Mental health services, for which billing may prove a challenge, include:

  1. Coordination and case management.
  2. Consultation with other providers.
  3. Screening and treatment of mental health problems.
  4. Outreach and Education.

How do you bill for Diagnostic and Treatment Services?

Diagnosis is billed using the International Classification of Diseases (ICD) coding system. Treatment is billed using either the Current Procedural Terminology (CPT) or the Healthcare Common Procedure Coding System (HCPCS).

Mental  Health Diagnosis (ICD 9 and ICD 10):

Diagnoses are reported to both public and private insurance carriers using the International Classification of Diseases, Clinical Modification (ICD-9-CM) which provides a classification system for diseases and injuries. The Department of Health and Human Services will replace the ICD-9-CM codes with greatly expanded ICD-10-CM (diagnosis) and ICD-10-PCS (hospital procedure).

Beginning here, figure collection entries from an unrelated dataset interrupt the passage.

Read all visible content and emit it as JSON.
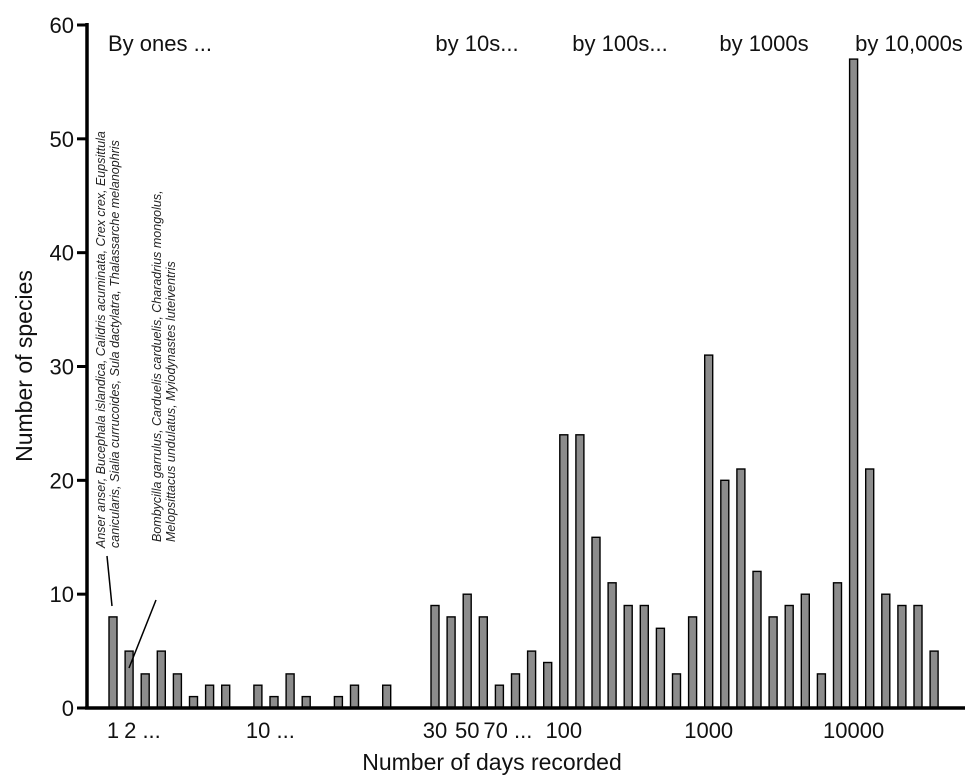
{
  "chart_data": {
    "type": "bar",
    "xlabel": "Number of days recorded",
    "ylabel": "Number of species",
    "ylim": [
      0,
      60
    ],
    "yticks": [
      0,
      10,
      20,
      30,
      40,
      50,
      60
    ],
    "grid": false,
    "bar_color": "#8c8c8c",
    "bar_edge_color": "#000000",
    "x_tick_labels": [
      "1",
      "2 ...",
      "10 ...",
      "30",
      "50",
      "70 ...",
      "100",
      "1000",
      "10000"
    ],
    "group_labels": [
      "By ones ...",
      "by 10s...",
      "by 100s...",
      "by 1000s",
      "by 10,000s"
    ],
    "annotations": [
      {
        "lines": [
          "Anser anser, Bucephala islandica, Calidris acuminata, Crex crex, Eupsittula",
          "canicularis, Sialia currucoides, Sula dactylatra, Thalassarche melanophris"
        ]
      },
      {
        "lines": [
          "Bombycilla garrulus, Carduelis carduelis, Charadrius mongolus,",
          "Melopsittacus undulatus, Myiodynastes luteiventris"
        ]
      }
    ],
    "values": [
      8,
      5,
      3,
      5,
      3,
      1,
      2,
      2,
      0,
      2,
      1,
      3,
      1,
      0,
      1,
      2,
      0,
      2,
      0,
      0,
      9,
      8,
      10,
      8,
      2,
      3,
      5,
      4,
      24,
      24,
      15,
      11,
      9,
      9,
      7,
      3,
      8,
      31,
      20,
      21,
      12,
      8,
      9,
      10,
      3,
      11,
      57,
      21,
      10,
      9,
      9,
      5
    ]
  }
}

Mental Health Treatment (CPT and HCPCS Codes):

Mental health treatment services are reported to both public and private insurers.

CPT Codes:

CPT codes were developed and are maintained by the American Medical Association. They are numbers assigned to every service a medical practitioner may provide to a patient including medical, surgical and diagnostic services and are used by insurers to determine the amount of reimbursement that a practitioner will receive.

HCPCS Codes:

Medicare and Medicaid use HCPCS codes. HCPCS codes are monitored by the Centers for Medicare and Medicaid Services (CMS).

Levels of HCPCS codes:

There are three levels of HCPCS codes, two of which are relevant to mental health billing.

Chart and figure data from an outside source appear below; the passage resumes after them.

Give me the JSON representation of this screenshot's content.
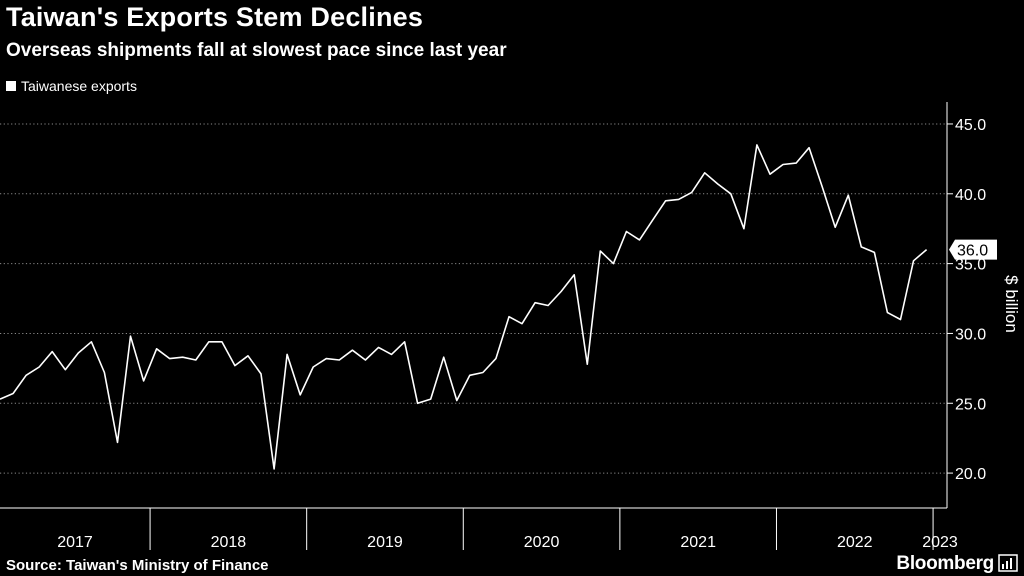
{
  "header": {
    "title": "Taiwan's Exports Stem Declines",
    "subtitle": "Overseas shipments fall at slowest pace since last year"
  },
  "footer": {
    "source": "Source: Taiwan's Ministry of Finance",
    "brand": "Bloomberg",
    "brand_icon": "bloomberg-chart-icon"
  },
  "chart_data": {
    "type": "line",
    "title": "Taiwan's Exports Stem Declines",
    "subtitle": "Overseas shipments fall at slowest pace since last year",
    "xlabel": "",
    "ylabel": "$ billion",
    "ylim": [
      17.5,
      46
    ],
    "yticks": [
      "20.0",
      "25.0",
      "30.0",
      "35.0",
      "40.0",
      "45.0"
    ],
    "ytick_values": [
      20,
      25,
      30,
      35,
      40,
      45
    ],
    "grid": "horizontal dotted",
    "legend": "top-left",
    "last_label": "36.0",
    "x_categories": [
      "2017",
      "2018",
      "2019",
      "2020",
      "2021",
      "2022",
      "2023"
    ],
    "series": [
      {
        "name": "Taiwanese exports",
        "color": "#ffffff",
        "start": "2017-01",
        "values": [
          25.3,
          25.7,
          27.0,
          27.6,
          28.7,
          27.4,
          28.6,
          29.4,
          27.2,
          22.2,
          29.8,
          26.6,
          28.9,
          28.2,
          28.3,
          28.1,
          29.4,
          29.4,
          27.7,
          28.4,
          27.1,
          20.3,
          28.5,
          25.6,
          27.6,
          28.2,
          28.1,
          28.8,
          28.1,
          29.0,
          28.5,
          29.4,
          25.0,
          25.3,
          28.3,
          25.2,
          27.0,
          27.2,
          28.2,
          31.2,
          30.7,
          32.2,
          32.0,
          33.0,
          34.2,
          27.8,
          35.9,
          35.0,
          37.3,
          36.7,
          38.1,
          39.5,
          39.6,
          40.1,
          41.5,
          40.7,
          40.0,
          37.5,
          43.5,
          41.4,
          42.1,
          42.2,
          43.3,
          40.5,
          37.6,
          39.9,
          36.2,
          35.8,
          31.5,
          31.0,
          35.2,
          36.0
        ]
      }
    ]
  }
}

HCPCS Level I codes are numeric and are based on CPT codes.

HCPCS Level II codes are alphanumeric and primarily include non-physician services such as ambulance services.

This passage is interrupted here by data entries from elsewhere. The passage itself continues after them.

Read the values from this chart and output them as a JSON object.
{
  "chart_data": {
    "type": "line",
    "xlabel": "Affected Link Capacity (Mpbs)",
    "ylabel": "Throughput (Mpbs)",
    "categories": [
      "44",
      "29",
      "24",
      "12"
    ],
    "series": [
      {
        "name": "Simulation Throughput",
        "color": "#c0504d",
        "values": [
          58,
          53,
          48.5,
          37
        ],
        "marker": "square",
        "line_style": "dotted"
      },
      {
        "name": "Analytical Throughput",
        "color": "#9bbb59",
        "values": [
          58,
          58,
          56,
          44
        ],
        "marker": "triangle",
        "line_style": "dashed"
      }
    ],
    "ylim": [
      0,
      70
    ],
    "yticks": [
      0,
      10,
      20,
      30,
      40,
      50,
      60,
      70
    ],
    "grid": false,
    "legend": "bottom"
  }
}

Medical Record Documentation:

Medical record documentation improves success in billing. The general principles of medical record documentation for reporting of mental health services include:

  1. Medical records should be complete and legible.
  2. Documentation of each patient encounter should include.
  3. Physical examination findings and prior diagnostic test results.
  4. If not documented, the rationale for ordering diagnostic and other ancillary services should be easily inferred.
  5. Patient’s progress, response to changes in treatment, and revision of diagnosis should be documented.